La porte-parole de l’UNRWA Tamara Al-Rifai a déclaré: «Rien ne peut combler le vide qui restera si les États-Unis décident de ne pas reprendre leur financement», ajoutant: «Ces mesures d’urgence nous aident à faire face aux besoins immédiats et nous devons avoir une longue période de temps de dialogue à long terme sur la durabilité de l’UNRWA.»
Sans le financement de l’UNRWA, les Nations Unies pourraient être contraintes de reconsidérer les pouvoirs de l’agence.
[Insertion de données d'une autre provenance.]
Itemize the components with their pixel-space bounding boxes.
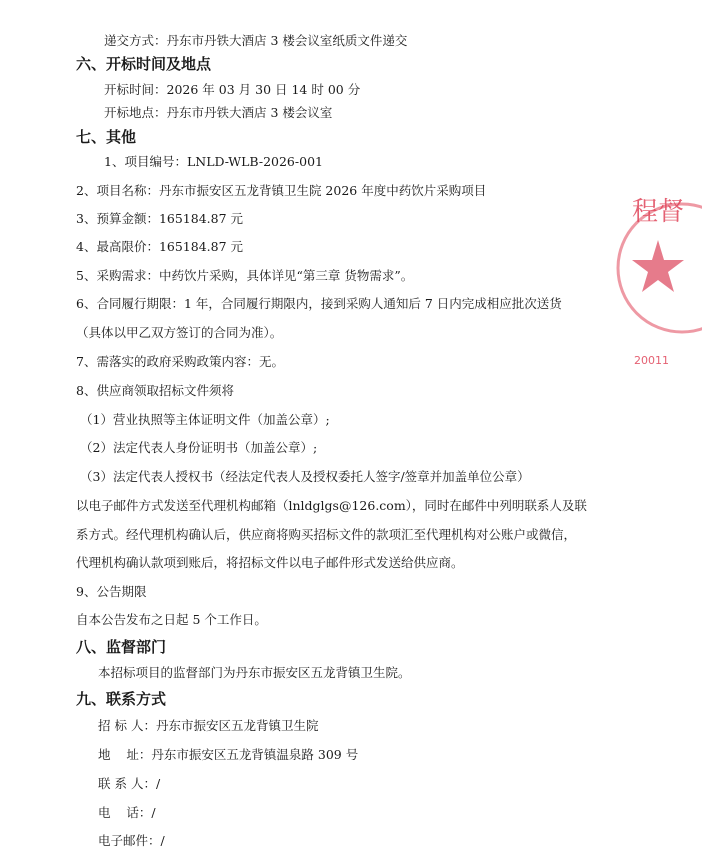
tenderer-line: 招 标 人：丹东市振安区五龙背镇卫生院	[98, 718, 319, 733]
policy-line: 7、需落实的政府采购政策内容：无。	[76, 354, 284, 369]
contract-period-line-1: 6、合同履行期限：1 年，合同履行期限内，接到采购人通知后 7 日内完成相应批次送货	[76, 296, 562, 311]
address-text: 地 址：丹东市振安区五龙背镇温泉路 309 号	[98, 747, 359, 762]
document-item-3: （3）法定代表人授权书（经法定代表人及授权委托人签字/签章并加盖单位公章）	[80, 469, 530, 484]
submission-method-line: 递交方式：丹东市丹铁大酒店 3 楼会议室纸质文件递交	[104, 33, 408, 48]
budget-line: 3、预算金额：165184.87 元	[76, 211, 244, 226]
seal-text-top: 程督	[632, 197, 685, 227]
section-heading-9: 九、联系方式	[76, 690, 167, 708]
email-line: 电子邮件：/	[98, 833, 165, 848]
notice-period-line: 自本公告发布之日起 5 个工作日。	[76, 612, 267, 627]
seal-star-icon	[632, 240, 684, 292]
project-name-line: 2、项目名称：丹东市振安区五龙背镇卫生院 2026 年度中药饮片采购项目	[76, 183, 487, 198]
phone-text: 电 话：/	[98, 805, 156, 820]
contract-period-line-2: （具体以甲乙双方签订的合同为准）。	[76, 325, 283, 340]
opening-place-line: 开标地点：丹东市丹铁大酒店 3 楼会议室	[104, 105, 333, 120]
max-price-line: 4、最高限价：165184.87 元	[76, 239, 244, 254]
document-item-1: （1）营业执照等主体证明文件（加盖公章）;	[80, 412, 330, 427]
official-seal-stamp	[622, 178, 702, 378]
contact-person-line: 联 系 人：/	[98, 776, 161, 791]
requirement-line: 5、采购需求：中药饮片采购，具体详见“第三章 货物需求”。	[76, 268, 414, 283]
address-line	[98, 747, 358, 763]
documents-intro-line: 8、供应商领取招标文件须将	[76, 383, 234, 398]
supervision-line: 本招标项目的监督部门为丹东市振安区五龙背镇卫生院。	[98, 665, 411, 680]
section-heading-8: 八、监督部门	[76, 638, 167, 656]
section-heading-6: 六、开标时间及地点	[76, 55, 212, 73]
project-number-line: 1、项目编号：LNLD-WLB-2026-001	[104, 154, 323, 169]
phone-line	[98, 805, 156, 821]
seal-text-bottom: 20011	[634, 354, 669, 367]
notice-period-label: 9、公告期限	[76, 584, 147, 599]
email-instruction-line-1: 以电子邮件方式发送至代理机构邮箱（lnldglgs@126.com），同时在邮件中列明联系人及联	[76, 498, 587, 513]
email-instruction-line-3: 代理机构确认款项到账后，将招标文件以电子邮件形式发送给供应商。	[76, 555, 464, 570]
opening-time-line: 开标时间：2026 年 03 月 30 日 14 时 00 分	[104, 82, 361, 97]
document-item-2: （2）法定代表人身份证明书（加盖公章）;	[80, 440, 318, 455]
email-instruction-line-2: 系方式。经代理机构确认后，供应商将购买招标文件的款项汇至代理机构对公账户或微信，	[76, 527, 577, 542]
section-heading-7: 七、其他	[76, 128, 137, 146]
Cette année, les États-Unis ont fourni 71 millions de dollars à l’UNRWA avant d’arrêter le financement selon un responsable du Département d’État américain. Les États-Unis versent généralement leur contribution en trois versements ce qui signifie que l’impact de la réduction de l’aide n’apparaîtra que dans les mois à venir. Quant à l’Allemagne qui est le deuxième pays donateur à l’UNRWA, elle n’a apporté aucune contribution cette année.
Arabie saoudite : 400 M$ à l’Ukraine, 40 M$ à la Palestine
L’Arabie saoudite a annoncé l’allocation de 40 millions de dollars à l’UNRWA ce qui constitue le don le plus important depuis les allégations israéliennes à l’encontre de l’agence onusienne néanmoins un chiffre dérisoire par rapport aux 400 millions de dollars que le Royaume a promis à l’Ukraine en 2022. Les Émirats arabes unis ont rapidement transféré 20 millions de dollars au fonds de l’UNRWA comme ils l’avaient promis l’année dernière cependant ces fonds n’ont pas été envoyés. Les Émirats ont fourni le montant à condition qu’il ne soit pas annoncé comme une nouvelle aide. Le Qatar a promis 25 millions de dollars. Quant au Koweït, il n’a encore promis aucun montant.
À l’heure où les États-Unis et d’autres pays occidentaux continuent de couper les vivres à l’UNRWA et où des pays arabes qui ne manquent pas de moyens traînent les pieds pour financer l’agence onusienne, tous ces pays ont opté pour le largage des aides humanitaires par voie aérienne qu’ils considèrent comme la panacée alors que les largages aériens sont très coûteux tout en étant inefficaces, insuffisants et dangereux pour leurs destinataires en l’occurrence les populations civiles palestiniennes.
Mardi 26 mars 2024, le bureau médiatique du gouvernement de la bande de Gaza a annoncé que 18 Palestiniens avaient été tués à cause des largages ratés d’aide humanitaire depuis des avions. Le bureau a déclaré dans un communiqué: «Au cours des dernières heures, 18 civils palestiniens sont tombés en martyrs à cause des opérations de largage ratées depuis les avions, 12 parmi eux se sont noyés dans la mer au large du nord de la bande de Gaza et 6 à la suite d’une bousculade pour obtenir de l’aide.» Le communiqué ajoute: «Les largages aériens d’aides constituent un danger réel pour la vie des citoyens affamés. Nous avons toujours averti tous les pays qui effectuent des parachutages d’aide du danger que représentent ces opérations». Selon le communiqué, «une partie de cette aide est jetée à la mer tandis qu’une autre partie est jetée dans les territoires palestiniens occupés et une autre partie est déversée dans des zones dangereuses ce qui expose la vie des citoyens affamés à un grave danger».
Par conséquent, le bureau médiatique a appelé à «mettre fin aux opérations de fourniture d’aide de cette manière offensive, ratée, inappropriée et inutile» et a demandé «l’ouverture immédiate et rapide des points de passage terrestres afin d’acheminer l’aide humanitaire vers notre peuple palestinien qui souffre de la faim et de graves pénuries alimentaires pour le sixième mois consécutif».